Um dia de sol - Parte II
Nem bem pusera os pés no piso de terra batida da casinha, ainda ouvindo as arengas da irmã perguntando-lhe: “Que carro era este? De onde você vem? Quem é essa gente? Você se molhou?” – Zilma sentiu um arrepio de frio no corpo. Sentou-se, pediu água e, nervosa com o desconforto que sentia, foi respondendo com meias palavras, que não sabia quem eram, encontrara-os por acaso na bodega de Toinzim.
– Eles que me ofereceram carona, tava chovendo, eu aceitei. Só isso. Tem um de comer aí? – foi só o que ela pode falar à irmã, pois já sentia os primeiros tremores da febre.

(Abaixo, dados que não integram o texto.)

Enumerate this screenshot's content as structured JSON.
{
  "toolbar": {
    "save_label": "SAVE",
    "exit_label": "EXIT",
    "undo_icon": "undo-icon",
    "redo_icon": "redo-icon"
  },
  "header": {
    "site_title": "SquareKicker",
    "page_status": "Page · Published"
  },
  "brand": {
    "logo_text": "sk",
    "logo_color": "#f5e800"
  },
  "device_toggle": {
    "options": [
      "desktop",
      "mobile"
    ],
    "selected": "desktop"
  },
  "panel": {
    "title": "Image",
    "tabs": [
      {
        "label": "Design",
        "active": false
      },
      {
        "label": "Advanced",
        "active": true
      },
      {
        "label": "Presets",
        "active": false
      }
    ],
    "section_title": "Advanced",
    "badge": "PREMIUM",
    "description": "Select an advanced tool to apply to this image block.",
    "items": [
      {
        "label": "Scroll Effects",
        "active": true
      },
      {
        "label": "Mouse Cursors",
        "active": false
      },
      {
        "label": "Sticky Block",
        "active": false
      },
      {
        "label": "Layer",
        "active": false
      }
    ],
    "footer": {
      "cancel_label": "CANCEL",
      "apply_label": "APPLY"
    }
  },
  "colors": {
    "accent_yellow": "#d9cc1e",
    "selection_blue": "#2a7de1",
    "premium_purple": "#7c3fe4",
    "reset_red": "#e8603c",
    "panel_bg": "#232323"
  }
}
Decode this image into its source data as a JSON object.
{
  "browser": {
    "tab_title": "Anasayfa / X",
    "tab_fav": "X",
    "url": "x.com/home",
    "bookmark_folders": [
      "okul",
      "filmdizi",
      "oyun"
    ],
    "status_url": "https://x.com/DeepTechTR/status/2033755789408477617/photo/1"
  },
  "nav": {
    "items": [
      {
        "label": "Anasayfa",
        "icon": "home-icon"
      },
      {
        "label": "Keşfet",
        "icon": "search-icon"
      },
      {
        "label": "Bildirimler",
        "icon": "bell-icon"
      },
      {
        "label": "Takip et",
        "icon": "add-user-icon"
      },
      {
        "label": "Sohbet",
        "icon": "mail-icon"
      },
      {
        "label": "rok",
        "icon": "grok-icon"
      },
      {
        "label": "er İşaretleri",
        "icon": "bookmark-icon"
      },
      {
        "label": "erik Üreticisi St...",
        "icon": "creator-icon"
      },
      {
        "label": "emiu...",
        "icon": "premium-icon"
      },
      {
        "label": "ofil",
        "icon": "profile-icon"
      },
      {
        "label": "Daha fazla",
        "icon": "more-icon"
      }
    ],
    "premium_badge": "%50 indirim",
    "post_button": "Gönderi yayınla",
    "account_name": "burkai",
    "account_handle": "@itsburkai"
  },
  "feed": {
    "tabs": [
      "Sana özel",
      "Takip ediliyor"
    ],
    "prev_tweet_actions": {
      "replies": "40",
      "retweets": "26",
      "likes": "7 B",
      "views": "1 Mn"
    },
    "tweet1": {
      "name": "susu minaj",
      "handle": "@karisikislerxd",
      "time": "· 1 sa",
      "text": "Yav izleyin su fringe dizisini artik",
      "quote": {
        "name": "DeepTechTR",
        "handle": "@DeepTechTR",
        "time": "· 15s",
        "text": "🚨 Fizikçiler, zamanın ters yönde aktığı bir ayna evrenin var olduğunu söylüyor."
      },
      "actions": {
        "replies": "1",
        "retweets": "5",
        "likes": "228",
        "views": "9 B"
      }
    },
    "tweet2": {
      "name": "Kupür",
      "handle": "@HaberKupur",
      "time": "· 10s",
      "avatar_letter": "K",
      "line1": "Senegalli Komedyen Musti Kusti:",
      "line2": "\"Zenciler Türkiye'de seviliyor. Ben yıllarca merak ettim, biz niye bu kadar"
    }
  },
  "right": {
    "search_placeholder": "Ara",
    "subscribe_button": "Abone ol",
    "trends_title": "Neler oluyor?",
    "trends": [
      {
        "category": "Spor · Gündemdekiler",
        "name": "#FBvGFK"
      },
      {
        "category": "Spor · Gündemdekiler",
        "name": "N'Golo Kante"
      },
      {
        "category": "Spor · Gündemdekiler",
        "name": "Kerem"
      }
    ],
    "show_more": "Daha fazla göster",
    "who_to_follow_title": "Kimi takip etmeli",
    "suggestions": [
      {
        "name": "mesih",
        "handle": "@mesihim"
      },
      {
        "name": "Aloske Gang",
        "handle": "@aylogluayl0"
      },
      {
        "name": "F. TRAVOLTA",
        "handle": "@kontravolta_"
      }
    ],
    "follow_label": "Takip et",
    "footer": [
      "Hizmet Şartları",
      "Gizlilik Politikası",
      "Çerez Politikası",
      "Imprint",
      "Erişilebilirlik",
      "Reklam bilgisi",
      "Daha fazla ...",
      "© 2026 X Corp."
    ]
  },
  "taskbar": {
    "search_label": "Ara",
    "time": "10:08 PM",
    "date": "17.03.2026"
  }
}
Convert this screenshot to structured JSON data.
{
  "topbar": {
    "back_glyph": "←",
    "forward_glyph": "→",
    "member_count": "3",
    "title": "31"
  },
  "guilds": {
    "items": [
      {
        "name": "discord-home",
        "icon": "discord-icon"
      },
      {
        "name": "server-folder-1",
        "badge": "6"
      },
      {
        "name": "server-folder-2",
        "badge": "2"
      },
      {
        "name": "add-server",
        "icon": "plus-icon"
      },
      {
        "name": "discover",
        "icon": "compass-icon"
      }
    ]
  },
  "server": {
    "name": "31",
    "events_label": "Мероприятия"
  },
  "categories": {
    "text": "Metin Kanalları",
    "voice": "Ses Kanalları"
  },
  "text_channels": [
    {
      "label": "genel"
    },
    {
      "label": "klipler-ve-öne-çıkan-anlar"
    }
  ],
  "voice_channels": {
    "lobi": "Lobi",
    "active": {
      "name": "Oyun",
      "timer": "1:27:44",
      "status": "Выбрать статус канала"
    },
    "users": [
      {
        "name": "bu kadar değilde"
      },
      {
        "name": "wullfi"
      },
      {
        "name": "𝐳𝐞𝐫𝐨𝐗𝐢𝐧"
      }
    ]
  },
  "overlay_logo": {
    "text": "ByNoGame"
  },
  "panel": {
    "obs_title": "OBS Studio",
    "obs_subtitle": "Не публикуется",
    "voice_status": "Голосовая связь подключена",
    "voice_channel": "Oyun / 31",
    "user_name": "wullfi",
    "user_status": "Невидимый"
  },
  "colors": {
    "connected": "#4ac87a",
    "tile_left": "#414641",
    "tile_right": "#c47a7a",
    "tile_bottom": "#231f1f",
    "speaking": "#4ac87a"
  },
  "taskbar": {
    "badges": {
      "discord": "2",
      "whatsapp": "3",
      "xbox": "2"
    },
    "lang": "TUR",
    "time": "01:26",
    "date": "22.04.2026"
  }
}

Pegara um resfriado.
Como em casa não havia sequer uma aspirina, Florides preparou um chá de limão com alho e açúcar queimado e mandou a irmã imediatamente para cama, pois notou que ela estava febril.
– Toma um suador, que isso passa – recomendava Florides, pondo a irmã a dormir, enquanto os dois meninos filhos do casal perguntavam curiosos:
– O quê é que tia Zilma tem maínha?
– Tem nada. Só tá com febre. E agora não façam zoadas.
Sob as cobertas Zilma tiritava. O chá que Flora lhe preparara fizera-a suar. Não conseguira dormir direito embora tivesse sonolenta. Passou uma noite de cão. Estivera em torpor, ardendo em febre, num sono cheio de pesadelos. Em sonho via-se numa casa enorme, cheia de conforto, onde ela morava mais pai, mãe e os meninos. Florides reformara a casinha. E o trabalho... mas que tipo de trabalho? Onde é que era mesmo? Os irmãos brincavam em um imenso jardim todo gramado. A cidade seria Brasília? São Paulo? Acordou com os ruídos dos meninos da casa, sem ter noção de que passara mais de doze horas naquele estado. Já era sábado à tarde. A cabeça latejava. Uma quebradeira no corpo. Doíam-lhe as carnes. Um gosto amargo na boca. Chamou pela irmã e através de quem soube que os homens haviam estado ali querendo falar-lhe.
– De novo? O que eles queriam? O que você disse? – indagou Zilma com raciocínio ainda meio embotado pela febre alta.
– Zilma, sua malandrinha. Como é que você chega e não me conta nada? Arruma um emprego destes e fica na moita. Sua ingrata – falou Florides, entre risonha e despeitada ao mesmo tempo.
– Eu!? Que história é esta Flora? Não tô sabendo – Zilma estava realmente surpresa.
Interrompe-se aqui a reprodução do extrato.